As we all know, chronic inflammatory bowel disease (IBD) presents a risk for dysplasia and subsequent malignancy in patients with long standing disease.
The risk for adenocarcinoma increases with a number of factors including
the linear extent of disease within the bowel,
early age at onset of disease,
severity of disease and duration of disease.
The pathologic reporting of endoscopic biopsy specimens with inflammatory bowel disease must convey the information the clinician needs in a clear and consistent manner in order to properly manage the patient's disease.
Every biopsy report should, of course, give an assessment of the disease activity and distribution. In addition, the pathologist must render an opinion on the presence or absence of dysplasia. The "second line" diagnosis must reflect one of three choices regarding dysplasia in the biopsy
1. Negative for dysplasia
2. Indefinite for dysplasia
3. Positive for dysplasia
Agreeing on the terminology is relatively easy. Agreeing on the morphologic presence or absence of dysplasia is another issue.
Studies have shown poor interobserver reproducibility with regard to recognizing and diagnosing dysplasia. Low grade dysplasia (LGD), as one might guess, suffers from the worst interobserver variability.
The more marked the cytologic changes (high grade dysplasia) the easier it is to recognize and agree upon amongst pathologists.
This variability is one reason that many suggest surveillance for LGD. The histologic parameters which define dysplasia in the colon are consistent regardless of the subtype of IBD - Crohn's colitis or ulcerative colitis.
Negative for dysplasia
The lack of dysplasia in a chronic IBD biopsy is stated as "negative for dysplasia". That phrase should be included in biopsies that are completely normal or indistinguishable from non-IBD biopsies. This could be found in biopsies obtained from an area of the colon that is not affected by the disease or in an area that is completely quiescent perhaps from treatment.

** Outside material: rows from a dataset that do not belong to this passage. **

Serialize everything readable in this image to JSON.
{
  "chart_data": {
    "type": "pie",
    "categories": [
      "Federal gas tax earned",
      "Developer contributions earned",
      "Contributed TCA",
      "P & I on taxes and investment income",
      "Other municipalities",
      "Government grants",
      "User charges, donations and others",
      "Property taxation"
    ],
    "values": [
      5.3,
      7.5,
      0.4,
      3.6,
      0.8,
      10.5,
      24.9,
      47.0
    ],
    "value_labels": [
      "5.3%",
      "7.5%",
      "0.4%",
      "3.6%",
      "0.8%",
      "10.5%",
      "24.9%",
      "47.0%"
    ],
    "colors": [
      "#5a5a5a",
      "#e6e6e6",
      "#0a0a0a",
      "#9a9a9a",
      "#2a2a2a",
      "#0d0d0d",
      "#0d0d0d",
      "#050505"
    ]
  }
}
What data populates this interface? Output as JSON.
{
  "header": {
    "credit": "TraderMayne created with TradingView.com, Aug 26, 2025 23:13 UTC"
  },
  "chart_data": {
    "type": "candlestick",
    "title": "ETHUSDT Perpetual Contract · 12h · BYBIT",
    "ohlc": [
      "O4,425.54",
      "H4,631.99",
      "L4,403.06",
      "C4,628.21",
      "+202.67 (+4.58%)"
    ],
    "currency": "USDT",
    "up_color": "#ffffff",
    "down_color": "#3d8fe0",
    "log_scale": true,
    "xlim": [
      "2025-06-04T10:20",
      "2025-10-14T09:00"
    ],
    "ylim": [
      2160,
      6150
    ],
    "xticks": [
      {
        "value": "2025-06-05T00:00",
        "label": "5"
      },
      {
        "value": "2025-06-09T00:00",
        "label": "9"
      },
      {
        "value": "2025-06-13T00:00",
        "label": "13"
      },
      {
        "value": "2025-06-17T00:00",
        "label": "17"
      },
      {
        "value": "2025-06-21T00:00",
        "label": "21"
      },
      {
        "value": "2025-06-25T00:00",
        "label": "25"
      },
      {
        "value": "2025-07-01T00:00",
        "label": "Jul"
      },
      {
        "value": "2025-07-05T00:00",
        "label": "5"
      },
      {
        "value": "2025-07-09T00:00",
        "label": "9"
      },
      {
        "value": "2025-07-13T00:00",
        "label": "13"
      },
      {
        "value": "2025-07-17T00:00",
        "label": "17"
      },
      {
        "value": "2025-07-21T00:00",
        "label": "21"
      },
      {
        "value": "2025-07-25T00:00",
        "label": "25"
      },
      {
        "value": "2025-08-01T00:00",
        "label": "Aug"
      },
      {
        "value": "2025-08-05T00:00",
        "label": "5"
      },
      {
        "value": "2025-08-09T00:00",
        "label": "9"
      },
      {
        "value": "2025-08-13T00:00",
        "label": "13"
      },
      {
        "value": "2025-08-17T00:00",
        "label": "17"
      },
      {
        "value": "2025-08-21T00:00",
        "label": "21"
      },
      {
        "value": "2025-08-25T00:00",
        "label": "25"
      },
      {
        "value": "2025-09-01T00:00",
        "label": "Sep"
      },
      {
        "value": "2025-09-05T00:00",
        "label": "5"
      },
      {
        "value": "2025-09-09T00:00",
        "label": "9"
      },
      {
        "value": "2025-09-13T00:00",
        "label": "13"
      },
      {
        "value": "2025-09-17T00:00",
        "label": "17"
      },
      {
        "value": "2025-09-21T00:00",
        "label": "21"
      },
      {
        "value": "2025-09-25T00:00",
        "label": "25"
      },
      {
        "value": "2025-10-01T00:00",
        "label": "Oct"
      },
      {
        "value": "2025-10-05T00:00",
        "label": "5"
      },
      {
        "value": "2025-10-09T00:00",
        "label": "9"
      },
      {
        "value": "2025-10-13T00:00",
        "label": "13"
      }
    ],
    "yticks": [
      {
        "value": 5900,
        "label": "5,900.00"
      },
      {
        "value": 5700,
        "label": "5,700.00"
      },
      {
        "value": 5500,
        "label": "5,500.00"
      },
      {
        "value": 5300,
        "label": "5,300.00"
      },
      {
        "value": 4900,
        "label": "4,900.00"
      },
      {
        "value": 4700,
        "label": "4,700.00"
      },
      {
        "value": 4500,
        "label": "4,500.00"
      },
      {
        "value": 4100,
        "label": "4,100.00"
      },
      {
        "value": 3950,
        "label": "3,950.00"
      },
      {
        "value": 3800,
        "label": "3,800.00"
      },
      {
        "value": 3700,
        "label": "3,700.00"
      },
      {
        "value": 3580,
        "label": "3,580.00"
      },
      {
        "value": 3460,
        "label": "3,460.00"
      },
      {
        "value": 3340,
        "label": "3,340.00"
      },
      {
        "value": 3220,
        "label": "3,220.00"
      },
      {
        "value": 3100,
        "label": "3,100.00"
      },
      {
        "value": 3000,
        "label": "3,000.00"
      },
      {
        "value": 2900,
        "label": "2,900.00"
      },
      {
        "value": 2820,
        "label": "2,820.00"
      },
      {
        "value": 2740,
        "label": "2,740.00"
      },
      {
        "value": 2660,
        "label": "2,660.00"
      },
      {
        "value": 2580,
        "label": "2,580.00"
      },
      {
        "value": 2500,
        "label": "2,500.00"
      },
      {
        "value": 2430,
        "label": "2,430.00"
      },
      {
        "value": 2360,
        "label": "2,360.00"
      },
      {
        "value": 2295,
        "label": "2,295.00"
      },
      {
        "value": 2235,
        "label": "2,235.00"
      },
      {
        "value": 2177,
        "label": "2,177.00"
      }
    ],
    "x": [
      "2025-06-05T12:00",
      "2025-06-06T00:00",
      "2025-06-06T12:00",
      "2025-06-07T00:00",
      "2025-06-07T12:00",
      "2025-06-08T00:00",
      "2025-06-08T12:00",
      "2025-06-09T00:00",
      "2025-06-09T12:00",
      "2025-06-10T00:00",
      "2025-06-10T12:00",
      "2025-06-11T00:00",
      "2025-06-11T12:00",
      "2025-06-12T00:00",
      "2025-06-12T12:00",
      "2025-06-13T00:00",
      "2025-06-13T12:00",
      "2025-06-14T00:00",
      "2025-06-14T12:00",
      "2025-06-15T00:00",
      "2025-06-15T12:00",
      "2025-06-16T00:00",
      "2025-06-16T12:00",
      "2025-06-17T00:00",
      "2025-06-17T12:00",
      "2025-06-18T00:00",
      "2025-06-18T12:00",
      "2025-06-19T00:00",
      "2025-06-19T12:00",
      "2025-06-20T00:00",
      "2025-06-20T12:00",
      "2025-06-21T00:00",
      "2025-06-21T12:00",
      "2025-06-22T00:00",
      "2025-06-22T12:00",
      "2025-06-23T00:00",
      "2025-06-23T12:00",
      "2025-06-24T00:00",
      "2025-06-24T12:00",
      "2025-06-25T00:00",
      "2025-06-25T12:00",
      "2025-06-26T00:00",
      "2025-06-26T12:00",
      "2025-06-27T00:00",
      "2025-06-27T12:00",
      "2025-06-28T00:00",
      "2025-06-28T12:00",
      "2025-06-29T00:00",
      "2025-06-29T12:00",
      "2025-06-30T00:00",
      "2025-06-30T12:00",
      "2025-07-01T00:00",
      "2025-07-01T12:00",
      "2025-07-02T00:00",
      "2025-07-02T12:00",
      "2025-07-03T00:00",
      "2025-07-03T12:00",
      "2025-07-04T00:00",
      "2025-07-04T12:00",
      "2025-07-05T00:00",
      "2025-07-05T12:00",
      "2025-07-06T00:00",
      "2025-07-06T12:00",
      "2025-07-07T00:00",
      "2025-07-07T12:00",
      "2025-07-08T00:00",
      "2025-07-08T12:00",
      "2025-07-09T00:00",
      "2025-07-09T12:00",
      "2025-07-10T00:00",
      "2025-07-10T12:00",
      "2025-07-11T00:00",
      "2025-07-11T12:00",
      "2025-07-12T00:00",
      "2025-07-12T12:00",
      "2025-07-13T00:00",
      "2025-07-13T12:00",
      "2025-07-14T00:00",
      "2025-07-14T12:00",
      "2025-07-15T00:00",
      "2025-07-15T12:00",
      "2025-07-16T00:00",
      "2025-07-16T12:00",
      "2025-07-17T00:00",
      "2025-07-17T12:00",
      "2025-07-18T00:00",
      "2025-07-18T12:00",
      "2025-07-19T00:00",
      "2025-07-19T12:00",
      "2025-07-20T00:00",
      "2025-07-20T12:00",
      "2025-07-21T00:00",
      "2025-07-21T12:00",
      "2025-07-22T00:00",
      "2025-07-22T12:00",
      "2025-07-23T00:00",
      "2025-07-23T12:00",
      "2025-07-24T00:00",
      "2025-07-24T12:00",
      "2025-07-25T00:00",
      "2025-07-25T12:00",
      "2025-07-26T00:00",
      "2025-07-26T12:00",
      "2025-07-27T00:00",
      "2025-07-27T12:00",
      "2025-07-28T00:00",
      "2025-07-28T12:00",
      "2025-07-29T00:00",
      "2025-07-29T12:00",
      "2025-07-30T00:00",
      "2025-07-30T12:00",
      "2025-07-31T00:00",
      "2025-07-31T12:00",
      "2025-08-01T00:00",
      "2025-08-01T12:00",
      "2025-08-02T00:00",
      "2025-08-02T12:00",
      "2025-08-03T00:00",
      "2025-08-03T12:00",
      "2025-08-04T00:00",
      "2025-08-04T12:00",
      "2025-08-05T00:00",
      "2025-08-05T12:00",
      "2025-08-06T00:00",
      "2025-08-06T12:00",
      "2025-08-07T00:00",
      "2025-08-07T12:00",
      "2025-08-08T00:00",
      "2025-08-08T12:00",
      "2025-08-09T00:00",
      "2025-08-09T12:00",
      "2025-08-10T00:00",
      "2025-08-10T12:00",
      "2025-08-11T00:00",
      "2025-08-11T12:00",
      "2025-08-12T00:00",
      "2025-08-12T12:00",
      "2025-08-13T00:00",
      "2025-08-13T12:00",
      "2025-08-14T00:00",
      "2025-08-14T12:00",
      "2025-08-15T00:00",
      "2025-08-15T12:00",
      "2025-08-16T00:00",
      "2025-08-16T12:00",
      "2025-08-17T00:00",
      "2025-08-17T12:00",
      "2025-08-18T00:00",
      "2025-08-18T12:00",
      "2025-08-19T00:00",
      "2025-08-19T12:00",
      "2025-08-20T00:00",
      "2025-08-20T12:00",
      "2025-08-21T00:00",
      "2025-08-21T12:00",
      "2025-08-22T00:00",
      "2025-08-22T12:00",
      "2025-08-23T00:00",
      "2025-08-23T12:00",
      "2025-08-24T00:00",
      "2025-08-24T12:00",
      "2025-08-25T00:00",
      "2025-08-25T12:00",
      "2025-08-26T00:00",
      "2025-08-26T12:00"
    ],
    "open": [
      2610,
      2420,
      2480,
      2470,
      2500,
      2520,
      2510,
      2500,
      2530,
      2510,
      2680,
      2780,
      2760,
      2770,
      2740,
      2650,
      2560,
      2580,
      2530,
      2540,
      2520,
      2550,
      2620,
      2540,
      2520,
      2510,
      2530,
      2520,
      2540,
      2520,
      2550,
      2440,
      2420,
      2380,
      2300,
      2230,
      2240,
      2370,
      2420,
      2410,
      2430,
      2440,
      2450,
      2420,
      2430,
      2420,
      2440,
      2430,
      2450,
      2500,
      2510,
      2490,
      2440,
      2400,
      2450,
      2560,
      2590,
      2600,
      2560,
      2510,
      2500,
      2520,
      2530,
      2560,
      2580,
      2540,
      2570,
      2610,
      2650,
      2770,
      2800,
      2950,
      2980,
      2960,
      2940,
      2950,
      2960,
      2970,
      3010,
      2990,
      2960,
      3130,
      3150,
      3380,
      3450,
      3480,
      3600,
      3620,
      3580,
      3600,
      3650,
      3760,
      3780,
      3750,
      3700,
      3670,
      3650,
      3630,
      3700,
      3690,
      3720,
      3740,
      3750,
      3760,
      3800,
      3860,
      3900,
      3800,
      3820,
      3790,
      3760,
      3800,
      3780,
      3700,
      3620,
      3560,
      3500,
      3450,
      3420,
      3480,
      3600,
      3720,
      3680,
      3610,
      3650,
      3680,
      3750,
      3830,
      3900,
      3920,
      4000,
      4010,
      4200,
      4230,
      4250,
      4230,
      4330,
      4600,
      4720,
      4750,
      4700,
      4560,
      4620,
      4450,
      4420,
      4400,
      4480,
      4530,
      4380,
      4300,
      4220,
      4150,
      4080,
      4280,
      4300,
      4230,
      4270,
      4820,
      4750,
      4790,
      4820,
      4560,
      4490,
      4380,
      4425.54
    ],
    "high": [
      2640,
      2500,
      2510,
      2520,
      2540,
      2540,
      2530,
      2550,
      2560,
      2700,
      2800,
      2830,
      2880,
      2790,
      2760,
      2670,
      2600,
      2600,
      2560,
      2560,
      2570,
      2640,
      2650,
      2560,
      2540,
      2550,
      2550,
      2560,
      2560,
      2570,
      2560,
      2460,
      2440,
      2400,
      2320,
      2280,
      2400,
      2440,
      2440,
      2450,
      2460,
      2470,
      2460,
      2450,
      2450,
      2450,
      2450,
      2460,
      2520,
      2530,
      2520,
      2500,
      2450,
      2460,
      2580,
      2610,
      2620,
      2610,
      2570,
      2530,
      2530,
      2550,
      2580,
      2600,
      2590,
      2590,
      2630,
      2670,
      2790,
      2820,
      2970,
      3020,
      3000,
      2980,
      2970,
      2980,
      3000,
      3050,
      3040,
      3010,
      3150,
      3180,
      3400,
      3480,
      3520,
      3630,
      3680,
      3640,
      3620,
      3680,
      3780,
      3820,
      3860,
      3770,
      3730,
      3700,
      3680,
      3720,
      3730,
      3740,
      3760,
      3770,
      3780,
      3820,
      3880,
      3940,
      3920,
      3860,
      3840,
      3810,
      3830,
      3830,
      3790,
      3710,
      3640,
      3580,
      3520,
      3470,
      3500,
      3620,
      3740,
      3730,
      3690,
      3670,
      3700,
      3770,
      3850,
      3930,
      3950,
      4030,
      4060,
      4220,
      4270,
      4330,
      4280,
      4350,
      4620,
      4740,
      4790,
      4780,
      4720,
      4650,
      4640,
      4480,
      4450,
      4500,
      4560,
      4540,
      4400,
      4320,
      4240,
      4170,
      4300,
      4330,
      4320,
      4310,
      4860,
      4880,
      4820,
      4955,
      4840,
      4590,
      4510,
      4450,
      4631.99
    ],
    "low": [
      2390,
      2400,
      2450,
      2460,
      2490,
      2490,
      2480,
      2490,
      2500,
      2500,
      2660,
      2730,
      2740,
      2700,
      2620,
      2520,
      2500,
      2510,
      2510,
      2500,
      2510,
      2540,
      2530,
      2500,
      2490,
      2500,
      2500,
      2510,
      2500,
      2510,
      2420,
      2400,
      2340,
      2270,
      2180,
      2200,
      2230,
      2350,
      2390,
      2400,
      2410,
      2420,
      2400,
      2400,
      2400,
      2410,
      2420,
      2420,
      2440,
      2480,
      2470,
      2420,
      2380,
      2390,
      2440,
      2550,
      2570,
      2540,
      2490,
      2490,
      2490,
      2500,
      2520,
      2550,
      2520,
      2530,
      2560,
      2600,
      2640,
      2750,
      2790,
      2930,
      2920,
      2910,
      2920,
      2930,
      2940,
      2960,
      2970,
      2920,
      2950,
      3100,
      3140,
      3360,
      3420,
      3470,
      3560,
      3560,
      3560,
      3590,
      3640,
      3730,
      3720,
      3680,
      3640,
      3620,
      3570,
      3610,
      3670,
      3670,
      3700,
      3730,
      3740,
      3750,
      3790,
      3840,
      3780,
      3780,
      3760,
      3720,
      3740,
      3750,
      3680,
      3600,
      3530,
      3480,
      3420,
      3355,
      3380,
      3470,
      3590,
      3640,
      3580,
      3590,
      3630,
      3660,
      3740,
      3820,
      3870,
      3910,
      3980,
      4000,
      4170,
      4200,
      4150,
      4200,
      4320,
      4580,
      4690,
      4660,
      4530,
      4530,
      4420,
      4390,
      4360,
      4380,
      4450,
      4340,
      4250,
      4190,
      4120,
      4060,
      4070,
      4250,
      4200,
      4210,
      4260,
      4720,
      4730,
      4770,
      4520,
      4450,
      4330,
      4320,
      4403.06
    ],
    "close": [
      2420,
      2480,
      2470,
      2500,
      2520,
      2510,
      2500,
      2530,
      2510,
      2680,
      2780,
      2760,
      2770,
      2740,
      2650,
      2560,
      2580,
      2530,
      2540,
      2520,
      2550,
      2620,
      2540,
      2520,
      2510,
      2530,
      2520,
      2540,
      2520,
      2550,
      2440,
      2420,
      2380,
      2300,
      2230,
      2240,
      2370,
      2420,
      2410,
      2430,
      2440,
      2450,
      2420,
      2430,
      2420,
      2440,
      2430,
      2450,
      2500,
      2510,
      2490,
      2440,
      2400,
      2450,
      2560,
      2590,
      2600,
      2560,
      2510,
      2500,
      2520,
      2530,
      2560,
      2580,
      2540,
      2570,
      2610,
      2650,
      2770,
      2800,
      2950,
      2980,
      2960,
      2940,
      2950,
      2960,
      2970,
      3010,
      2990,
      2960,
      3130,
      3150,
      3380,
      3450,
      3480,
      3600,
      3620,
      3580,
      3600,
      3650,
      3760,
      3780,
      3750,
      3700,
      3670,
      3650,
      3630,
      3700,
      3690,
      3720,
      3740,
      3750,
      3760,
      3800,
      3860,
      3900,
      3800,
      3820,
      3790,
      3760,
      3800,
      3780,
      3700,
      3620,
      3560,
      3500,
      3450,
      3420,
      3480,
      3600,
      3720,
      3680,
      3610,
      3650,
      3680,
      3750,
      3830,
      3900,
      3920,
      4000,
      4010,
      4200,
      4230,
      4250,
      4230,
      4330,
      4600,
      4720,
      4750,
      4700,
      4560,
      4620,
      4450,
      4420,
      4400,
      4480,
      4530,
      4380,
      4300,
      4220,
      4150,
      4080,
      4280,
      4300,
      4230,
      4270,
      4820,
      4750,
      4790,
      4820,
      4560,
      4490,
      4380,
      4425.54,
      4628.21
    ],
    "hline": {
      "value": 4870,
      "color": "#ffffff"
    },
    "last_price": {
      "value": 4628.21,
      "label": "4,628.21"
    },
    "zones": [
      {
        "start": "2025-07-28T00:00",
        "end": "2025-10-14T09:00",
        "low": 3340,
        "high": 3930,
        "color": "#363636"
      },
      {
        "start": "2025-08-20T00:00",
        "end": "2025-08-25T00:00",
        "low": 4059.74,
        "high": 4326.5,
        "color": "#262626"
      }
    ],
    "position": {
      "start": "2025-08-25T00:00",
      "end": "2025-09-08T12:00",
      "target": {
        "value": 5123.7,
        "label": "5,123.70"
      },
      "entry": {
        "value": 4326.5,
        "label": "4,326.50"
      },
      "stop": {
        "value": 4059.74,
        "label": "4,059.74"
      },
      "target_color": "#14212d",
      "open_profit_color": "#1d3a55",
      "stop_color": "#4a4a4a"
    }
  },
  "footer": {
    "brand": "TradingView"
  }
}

Reactive changes that can and areseen in colitis biopsies are also included in the "negative for dysplasia" category. Some refer to such changes as "baseline atypia"; regardless, that limited spectrum is devoid of dysplasia and falls under the heading of "negative".
Indefinite for dysplasia
This category sometimes suffers from a lack of respect or credibility; however, it is a defined, accepted and even required category in properlyinterpreting dysplasia in IBD.
It is not a crutch upon which uncertain and weak willed pathologists lean. The changes that are included in the indefinite category must be recognized as such lest one either overcalls or undercalls dysplasia when it cannot be unequivocally determined whether it is present or absent. One such example is when dysplasia shows partial surface maturation. That is, the involvement of the surface epithelium by dysplastic change and not just the basal, proliferating portions of crypts is required to make a diagnosis of dysplasia. If the surface is partially involved or shows incomplete maturation then indefinite is the proper designation.
A biopsy that shows marked acute inflammation, erosion or ulceration that has cytologic changes that absent the inflammation would be called dysplastic must be designated as indefinite.
Positive for dysplasia- low and high grade .
If there is flat dysplasia present in a biopsy, then one of the above choices (low grade or high grade) ought to appear in the report.
Low grade dysplasia: basally oriented nuclei; mild nuclear enlargement, nuclear crowding and hyperchromasia; decreased intracellular mucin High grade dysplasia: prominent nuclear stratification (compared to low grade) with many nuclei in luminal half of cell; more significant hyperchromasia and pleomorphism; may have marked architectural distortion with a villous or nodular growth pattern resembling adenoma or with cribriforming
The best tool that a pathologist has in effectively interpreting IBD biopsies for dysplasia is the most basic one - the simple hematoxylin and eosin stained tissue section. Ancillary tests such as immunohistochemistry have not proven as effective as the simple histologic evaluation of the H&E stain.
Experience of the pathologist in seeing and appropriately interpreting dysplasia in IBD biopsies is of critical importance.
Proper written and verbal communication between the gastrointestinal pathologist and the endoscopist is essential in going from the correct interpretation to the proper clinical course.
This is of paramount importance in interpreting polypoid dysplasia and distinguishing between a sporadic adenoma and a dysplasia associated lesion or mass (DALM).
Riddell RH, Goldman H, Ransohoff DF, et al: Dysplasia in inflammatory bowel disease: Standardized classification with provisional applications. Hum Pathol 14:931-968, 1983.
Bernstein CN, Blanchard JF, Kliewer E, et al: Cancer risk in patients with inflammatory bowel disease: A population-based study. Cancer 91: 854-862, 2001.
Odze RD, Goldblum JR, Noffsinger A: Interobserver variability in the diagnosis of ulcerative colitis-associated dysplasia by telepathology. ModPathol 15:379-386, 2000.